Search code examples
pythontensorflowmachine-learningobject-detection-api

Is one step equal to on epoch if i train my model on one (large) image?


I am implementing an active learning pipeline with the tensorflow object detection api. Therefor i am starting with one image from the xView Dataset (about 3000x4000px in size).

Now i am training my faster_rcnn network with a batch size of 1. If there is only one image to train on and the batch size is 1, is every step (printed in the console) equal to one epoch?

Lets say after 20 active learning cycle there are 20 images in the training dataset and i train for 19 steps, the last image is never trained on, right?

If the image number increases but the step number per active learning cycle stays the same, the network will never train on the later added images or will the training resume where it stopped (image 19 for example)


Solution

  • You seem to understand epoch correctly: it's a training pass in which you train once on each image in the data set. If your batch size is equal to the data set size, then yes, you have one iteration per epoch.

    If you train for 19 steps (batch size = 1) and there are 20 images, then one of them will be left out of the near-epoch ... but the left-out image is not necessarily the "last" one, ("last" depending on how your images are ordered). This depends on your data ingestion software -- which you didn't specify.

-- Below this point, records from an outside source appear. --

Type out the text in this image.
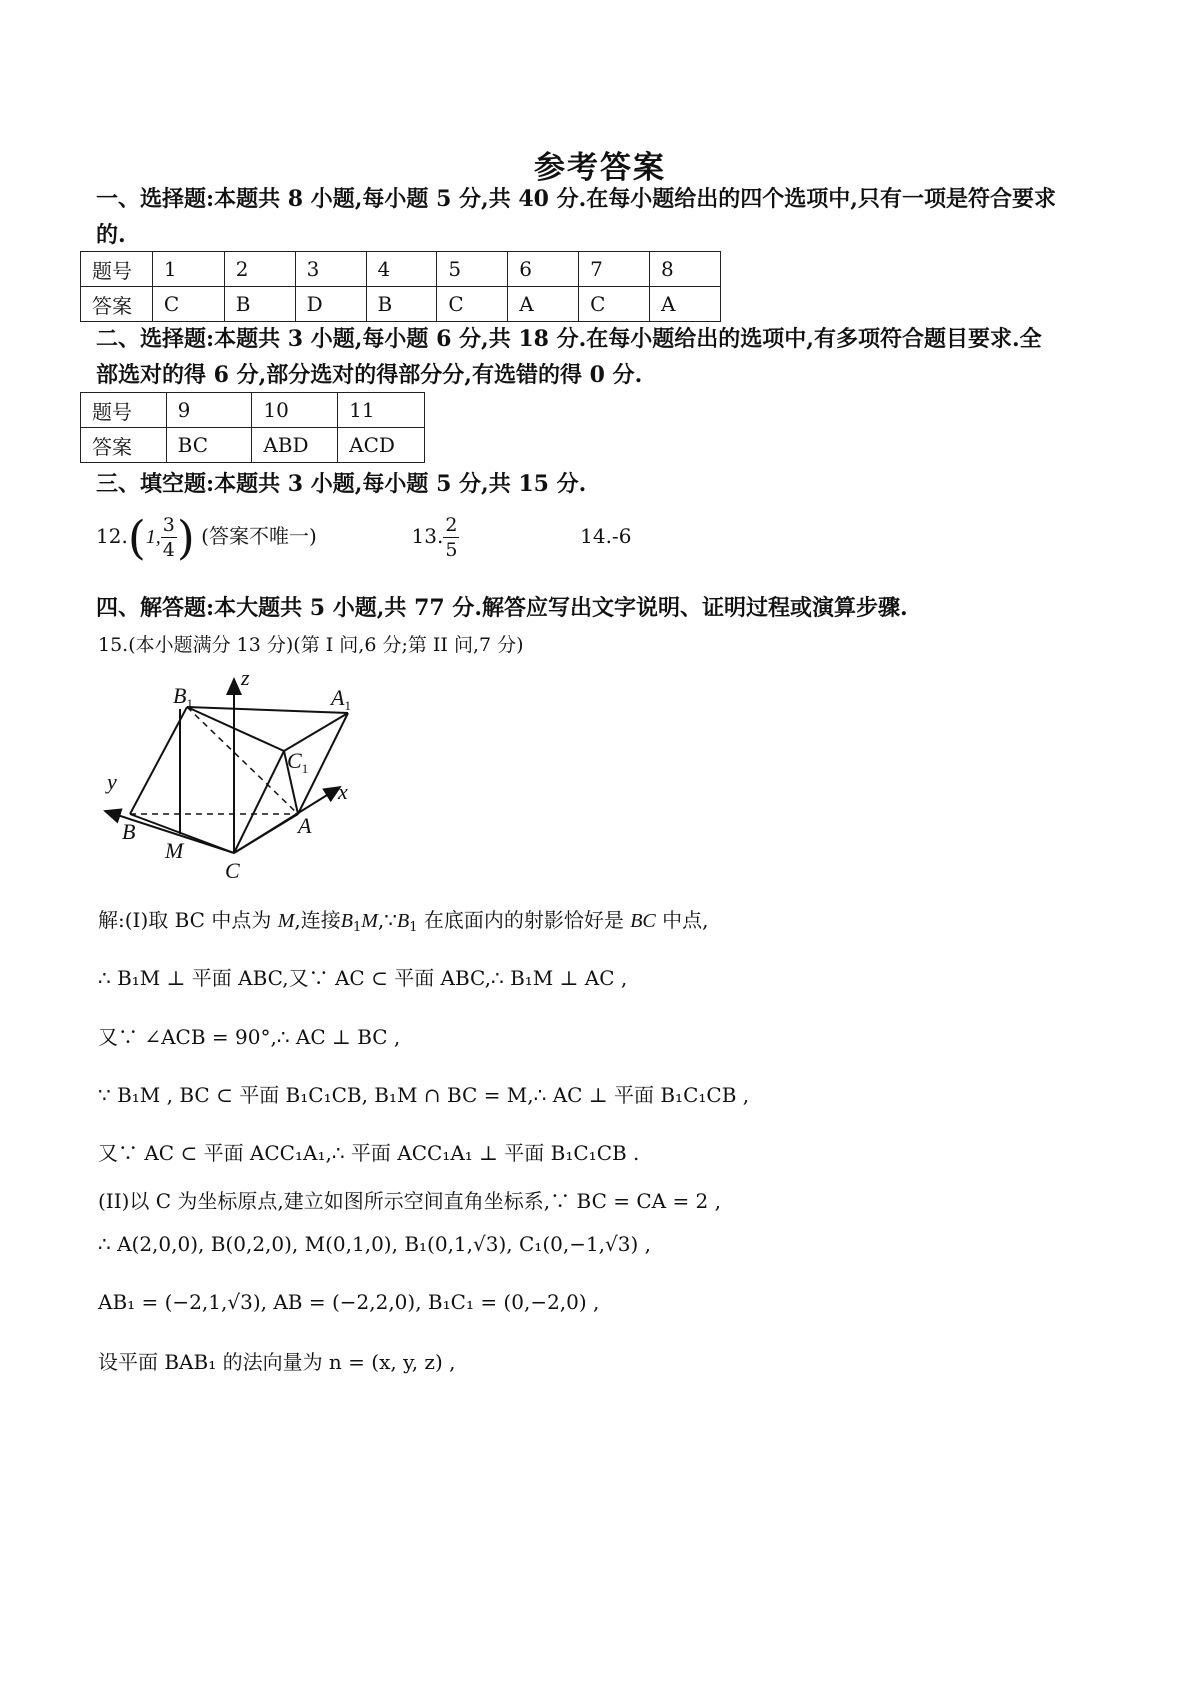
参考答案
一、选择题:本题共 8 小题,每小题 5 分,共 40 分.在每小题给出的四个选项中,只有一项是符合要求
的.
题号	1	2	3	4	5	6	7	8
答案	C	B	D	B	C	A	C	A
二、选择题:本题共 3 小题,每小题 6 分,共 18 分.在每小题给出的选项中,有多项符合题目要求.全
部选对的得 6 分,部分选对的得部分分,有选错的得 0 分.
题号	9	10	11
答案	BC	ABD	ACD
三、填空题:本题共 3 小题,每小题 5 分,共 15 分.
12.(1, $\frac{3}{4}$ ) (答案不唯一)	13. $\frac{2}{5}$	14.-6
四、解答题:本大题共 5 小题,共 77 分.解答应写出文字说明、证明过程或演算步骤.
15.(本小题满分 13 分)(第 I 问,6 分;第 II 问,7 分)
$B_1$	$A_1$
$C_1$
B	A
C
M
x
y
z
解:(I)取 BC 中点为 M,连接$B_1M,\because B_1$ 在底面内的射影恰好是 BC 中点,
∴ B₁M ⊥ 平面 ABC,又∵ AC ⊂ 平面 ABC,∴ B₁M ⊥ AC ,
又∵ ∠ACB = 90°,∴ AC ⊥ BC ,
∵ B₁M , BC ⊂ 平面 B₁C₁CB, B₁M ∩ BC = M,∴ AC ⊥ 平面 B₁C₁CB ,
又∵ AC ⊂ 平面 ACC₁A₁,∴ 平面 ACC₁A₁ ⊥ 平面 B₁C₁CB .
(II)以 C 为坐标原点,建立如图所示空间直角坐标系,∵ BC = CA = 2 ,
∴ A(2,0,0), B(0,2,0), M(0,1,0), B₁(0,1,√3), C₁(0,−1,√3) ,
AB₁ = (−2,1,√3), AB = (−2,2,0), B₁C₁ = (0,−2,0) ,
设平面 BAB₁ 的法向量为 n = (x, y, z) ,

    Most of these input packages employ a "shuffle" operation, a function that will randomly order the data set at the beginning of each epoch. I have also worked with one ingestion package that did as you suggest, picking up each pass (pseudo-epoch training group) from where the previous one left off. It also had an option to re-shuffle or not, each time the data set was exhausted.

    For a definitive answer, you'll have to check your framework's documentation and the configuration choices made for your particular model. If there is no such documentation, you're stuck doing what I've had to do a few times: take ten minutes of primal scream time :-) , and then read the code.